Rebellious Jess, who refuses to go hunting because her father has divorced her mother, is being a teenager - listening to hip-hop on her earphones, living in a world of her own. Suddenly, through the spring frost on the windows, she sees a shape. She thinks it’s her father and opens her mouth to be rude. But it isn’t her father who opens the horsebox door, and it isn’t her father who whisphers: “If you scream, I’ll shoot you in the head.”
Bauer’s style is both direct and subtle and you feel for Jess as she’s dragged to a waiting car. “Her legs were picked up and hoisted after her, and she just had time to register that she was in the boot of a car before the lid fell and cut off her cry, her light - and every idea she’d ever had of how her world was going to be - with a single metallic bang.”
The kidnapper leaves a note in the horsebox: You don’t love her.
This is Bauer’s forte - English rural crime noir, with a thread of the psychological thriller as insiduous as Daphne du Maurier. Soon we have three missing children, all taken from cars, and the press have dubbed the kidnapper The Pied Piper. On the trail is Jonas Holly, the local PC, and a team from Taunton CID, led by DI Reynolds - with DS Rice riding shotgun. Reynolds is entertaining enough - he’s had hair transplants since the last book which give him a nice comic dimension to offset the prissy academic nerd that he is. As Bauer notes: “Reynolds would have put his eyes out before admitting to a hunch.” Rice is good company too. She fancies PC Holly, but doesn’t have much luck. At one point Bauer perfectly captures her life view as she imagines the word dowdy droping ‘over her like a potato sack’. Bauer’s powers of brief characterisation are superb.
I guess you could read Finders Keepers without having read the previous two books but it would be a very odd experience, like watching a play in a foreign language you don’t speak. There’s a lot of baggage aboard as we set out to find this kidnapper - who graduates to murder with chilling inevitability. Most baggage is carried by PC Holly, who is in a precarious psychological state following the violent death of his wife in the previous book. Then there is young Steven Lamb - the main character of Blacklands - Bauer’s award-winning opener to this series. He’s doomed to play a central role again, and find love, and build a motorbike. The book carries an almost intolerable burden imposed by the previous two. No wonder the world’s media descend on the place – it’s got a murder rate which would scare a New York cop. I think it would be a good idea to stop the series now before the entire edifice topples over - and there’s every sign Bauer will move on, as most of the loose ends are neatly tied up here.

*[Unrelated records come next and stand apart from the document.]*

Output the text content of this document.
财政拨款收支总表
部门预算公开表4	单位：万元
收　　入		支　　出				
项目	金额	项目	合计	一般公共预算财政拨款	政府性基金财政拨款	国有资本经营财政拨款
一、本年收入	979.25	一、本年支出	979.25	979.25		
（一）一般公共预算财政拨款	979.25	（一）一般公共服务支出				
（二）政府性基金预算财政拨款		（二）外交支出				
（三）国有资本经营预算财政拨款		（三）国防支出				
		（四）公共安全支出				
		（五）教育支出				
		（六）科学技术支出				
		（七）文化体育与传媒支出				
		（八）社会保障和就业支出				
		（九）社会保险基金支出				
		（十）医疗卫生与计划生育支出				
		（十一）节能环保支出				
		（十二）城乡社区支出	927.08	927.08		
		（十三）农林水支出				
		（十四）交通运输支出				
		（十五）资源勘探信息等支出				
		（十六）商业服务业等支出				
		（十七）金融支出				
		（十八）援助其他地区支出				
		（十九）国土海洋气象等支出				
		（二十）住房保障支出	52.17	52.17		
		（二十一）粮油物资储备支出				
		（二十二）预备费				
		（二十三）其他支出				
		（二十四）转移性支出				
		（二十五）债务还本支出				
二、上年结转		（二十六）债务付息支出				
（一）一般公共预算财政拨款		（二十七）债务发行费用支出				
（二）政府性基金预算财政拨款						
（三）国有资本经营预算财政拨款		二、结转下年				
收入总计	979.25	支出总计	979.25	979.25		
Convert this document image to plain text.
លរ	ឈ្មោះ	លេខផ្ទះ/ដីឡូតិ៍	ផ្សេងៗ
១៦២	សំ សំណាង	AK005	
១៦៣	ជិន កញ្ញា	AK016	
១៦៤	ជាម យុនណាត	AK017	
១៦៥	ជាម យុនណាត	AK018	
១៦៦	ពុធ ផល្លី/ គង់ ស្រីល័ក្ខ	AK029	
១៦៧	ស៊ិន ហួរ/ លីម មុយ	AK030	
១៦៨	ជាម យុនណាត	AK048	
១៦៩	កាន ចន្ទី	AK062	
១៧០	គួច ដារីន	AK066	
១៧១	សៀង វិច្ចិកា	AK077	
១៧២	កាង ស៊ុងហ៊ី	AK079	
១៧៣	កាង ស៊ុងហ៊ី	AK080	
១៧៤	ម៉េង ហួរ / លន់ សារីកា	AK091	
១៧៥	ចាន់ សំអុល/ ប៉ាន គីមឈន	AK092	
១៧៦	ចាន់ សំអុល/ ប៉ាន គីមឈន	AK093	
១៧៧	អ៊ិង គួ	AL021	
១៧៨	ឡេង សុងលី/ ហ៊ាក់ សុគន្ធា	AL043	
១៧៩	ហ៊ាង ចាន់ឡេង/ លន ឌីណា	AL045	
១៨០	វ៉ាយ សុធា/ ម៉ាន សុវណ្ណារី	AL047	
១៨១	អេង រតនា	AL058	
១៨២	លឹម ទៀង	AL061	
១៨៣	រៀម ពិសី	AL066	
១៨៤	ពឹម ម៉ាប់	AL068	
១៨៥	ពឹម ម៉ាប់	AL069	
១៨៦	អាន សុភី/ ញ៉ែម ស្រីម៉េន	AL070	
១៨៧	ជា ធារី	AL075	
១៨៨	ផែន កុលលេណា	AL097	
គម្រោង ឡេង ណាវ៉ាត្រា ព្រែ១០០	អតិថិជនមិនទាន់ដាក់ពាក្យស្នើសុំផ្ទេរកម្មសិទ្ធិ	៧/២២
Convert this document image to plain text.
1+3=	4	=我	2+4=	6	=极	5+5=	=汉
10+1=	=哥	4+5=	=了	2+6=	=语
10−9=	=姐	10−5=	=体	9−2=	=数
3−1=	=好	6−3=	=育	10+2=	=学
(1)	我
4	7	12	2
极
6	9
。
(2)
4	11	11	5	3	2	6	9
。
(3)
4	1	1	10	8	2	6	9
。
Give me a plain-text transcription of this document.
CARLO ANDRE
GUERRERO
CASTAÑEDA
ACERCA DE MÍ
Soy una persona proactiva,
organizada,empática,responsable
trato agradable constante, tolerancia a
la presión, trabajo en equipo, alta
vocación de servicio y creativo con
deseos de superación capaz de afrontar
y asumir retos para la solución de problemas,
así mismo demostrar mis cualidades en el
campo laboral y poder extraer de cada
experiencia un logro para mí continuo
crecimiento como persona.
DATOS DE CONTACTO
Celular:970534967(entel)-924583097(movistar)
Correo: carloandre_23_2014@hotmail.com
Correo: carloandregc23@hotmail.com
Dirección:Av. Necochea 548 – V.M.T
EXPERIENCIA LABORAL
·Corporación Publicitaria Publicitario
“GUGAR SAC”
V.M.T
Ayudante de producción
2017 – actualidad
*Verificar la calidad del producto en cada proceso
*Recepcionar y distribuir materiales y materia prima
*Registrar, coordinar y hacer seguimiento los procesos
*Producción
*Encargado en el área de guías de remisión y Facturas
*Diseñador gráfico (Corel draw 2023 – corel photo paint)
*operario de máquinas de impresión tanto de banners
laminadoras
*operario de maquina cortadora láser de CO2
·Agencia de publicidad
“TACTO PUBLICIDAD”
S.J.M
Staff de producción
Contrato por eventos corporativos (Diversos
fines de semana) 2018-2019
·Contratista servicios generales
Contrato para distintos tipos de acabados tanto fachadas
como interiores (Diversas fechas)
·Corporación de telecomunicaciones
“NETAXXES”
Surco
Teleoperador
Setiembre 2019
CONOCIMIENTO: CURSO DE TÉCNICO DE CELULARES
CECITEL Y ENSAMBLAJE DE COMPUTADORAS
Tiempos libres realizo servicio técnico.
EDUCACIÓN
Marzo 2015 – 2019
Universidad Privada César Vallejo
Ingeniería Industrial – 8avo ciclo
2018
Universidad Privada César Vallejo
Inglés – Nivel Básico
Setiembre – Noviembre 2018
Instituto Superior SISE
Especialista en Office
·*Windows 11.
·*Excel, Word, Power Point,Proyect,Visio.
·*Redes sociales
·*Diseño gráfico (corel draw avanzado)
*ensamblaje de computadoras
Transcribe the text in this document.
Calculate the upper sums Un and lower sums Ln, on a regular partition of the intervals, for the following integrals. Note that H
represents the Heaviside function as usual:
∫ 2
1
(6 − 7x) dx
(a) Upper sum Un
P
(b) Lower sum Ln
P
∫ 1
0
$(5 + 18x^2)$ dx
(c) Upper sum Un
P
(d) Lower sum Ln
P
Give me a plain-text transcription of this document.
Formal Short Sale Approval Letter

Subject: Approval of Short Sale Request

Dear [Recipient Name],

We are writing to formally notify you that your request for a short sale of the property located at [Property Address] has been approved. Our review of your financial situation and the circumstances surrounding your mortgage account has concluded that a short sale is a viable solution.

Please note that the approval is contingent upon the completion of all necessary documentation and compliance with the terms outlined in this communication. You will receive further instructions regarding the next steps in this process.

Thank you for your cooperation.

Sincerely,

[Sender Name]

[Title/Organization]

But before we get to the denouement Bauer pulls another one of her sudden volte face. I know these are designed to excite us and avoid any hint we’re in for a cosy read. But for me this one goes as badly wrong as the last one in Darkside. We start popping into the killer’s mind for a start, then we skip back to before the action starts, then we fast-forward again into the last third of the book. Suddenly the clues don’t count, which is a bit annoying, because we’ve spent several hours collecting the bloody things. What’s more PC Holly had stumbled on key evidence - only to be prompty ignored by Reynolds and Rice. If they’d sat down for five minutes and thought about what they’d discovered they would have come up with the killer’s name. But all that goes out the window as we are plunged into a hellish world of dead meat, madness, and terrified children - forget Daphne du Maurier, its suddenly Val McDermid, and the moment when we cross over from rural noir to grand guignol had me weighing the book in my hand and trying to decide if I wanted to read on. Don’t get me wrong - I love Val McDermid - but the switch here prompted a giggle not a gasp. The book ends when DI Reynolds finally gets a hunch. Actually the real ending of the book involves PC Holly and is rather satisfying. But I’ll leave you to that treat.